Hanneke Cosijn

Uit Wikipedia, de vrije encyclopedie
Hanneke Langendoen-Cosijn
Hanneke Cosijn
Persoonlijke informatie
Volledige naam Hanneke Langendoen-Cosijn
Geboortedatum 1957
Nationaliteit Nederlander
Sportieve informatie
Discipline korfbal
Club Vlag van NederlandHKV (1968-1980)
Vlag van NederlandPKC (1980-1990)
Portaal  Portaalicoon   Sport

Hanneke Langendoen-Cosijn (1957) is een voormalig Nederlands korfbalster. Ze werd met PKC meerdere malen Nederlands kampioen. Ook speelde zij voor het Nederlands korfbalteam. Ze werd 1 keer verkozen tot Korfbalster van het Jaar.

Begin van Carrière[bewerken | brontekst bewerken]

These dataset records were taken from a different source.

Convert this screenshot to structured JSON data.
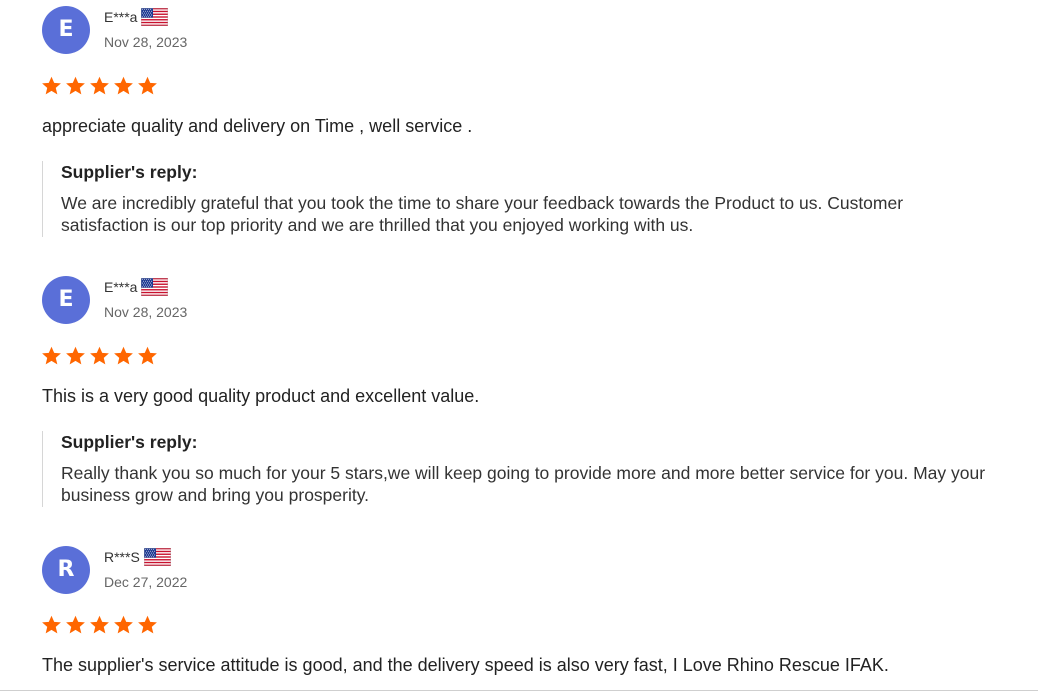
{
  "colors": {
    "avatar_bg": "#5a6fd8",
    "star": "#ff6600",
    "reply_border": "#d6d6d6"
  },
  "reviews": [
    {
      "avatar_letter": "E",
      "username": "E***a",
      "country_flag": "us-flag-icon",
      "date": "Nov 28, 2023",
      "rating": 5,
      "comment": "appreciate quality and delivery on Time , well service .",
      "reply": {
        "title": "Supplier's reply:",
        "text": "We are incredibly grateful that you took the time to share your feedback towards the Product to us. Customer satisfaction is our top priority and we are thrilled that you enjoyed working with us."
      }
    },
    {
      "avatar_letter": "E",
      "username": "E***a",
      "country_flag": "us-flag-icon",
      "date": "Nov 28, 2023",
      "rating": 5,
      "comment": "This is a very good quality product and excellent value.",
      "reply": {
        "title": "Supplier's reply:",
        "text": "Really thank you so much for your 5 stars,we will keep going to provide more and more better service for you. May your business grow and bring you prosperity."
      }
    },
    {
      "avatar_letter": "R",
      "username": "R***S",
      "country_flag": "us-flag-icon",
      "date": "Dec 27, 2022",
      "rating": 5,
      "comment": "The supplier's service attitude is good, and the delivery speed is also very fast, I Love Rhino Rescue IFAK."
    }
  ]
}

Cosijn speelde korfbal voor het Haagse HKV, waar zij in 1973, op 15-jarige leeftijd debuteerde in de hoofdmacht in een veldwedstrijd tegen Koog Zaandijk met een korte invalbeurt, waarin zij direct scoorde. Op het moment van haar debuut, verkeerde HKV in een lastige periode. Zo was de club in 1971 op het veld uit de Hoofdklasse gedegradeerd, maar in de zaal deed het nog wel goede zaken.

In 1975-1976 eindigde HKV gelijk met Deto op de 1e plaats in de zaal in de Hoofdklasse A. Hierna volgde een beslissingswedstrijd tegen Deto in Ahoy, die nipt verloren werd met 11-12. Zo liep het net de zaalfinale mis. In de jaren erna bleef HKV in de middenmoot van de zaalcompetitie hangen. Zo werd het 2 jaar achter elkaar 6e en daarna twee jaar achter elkaar 4e.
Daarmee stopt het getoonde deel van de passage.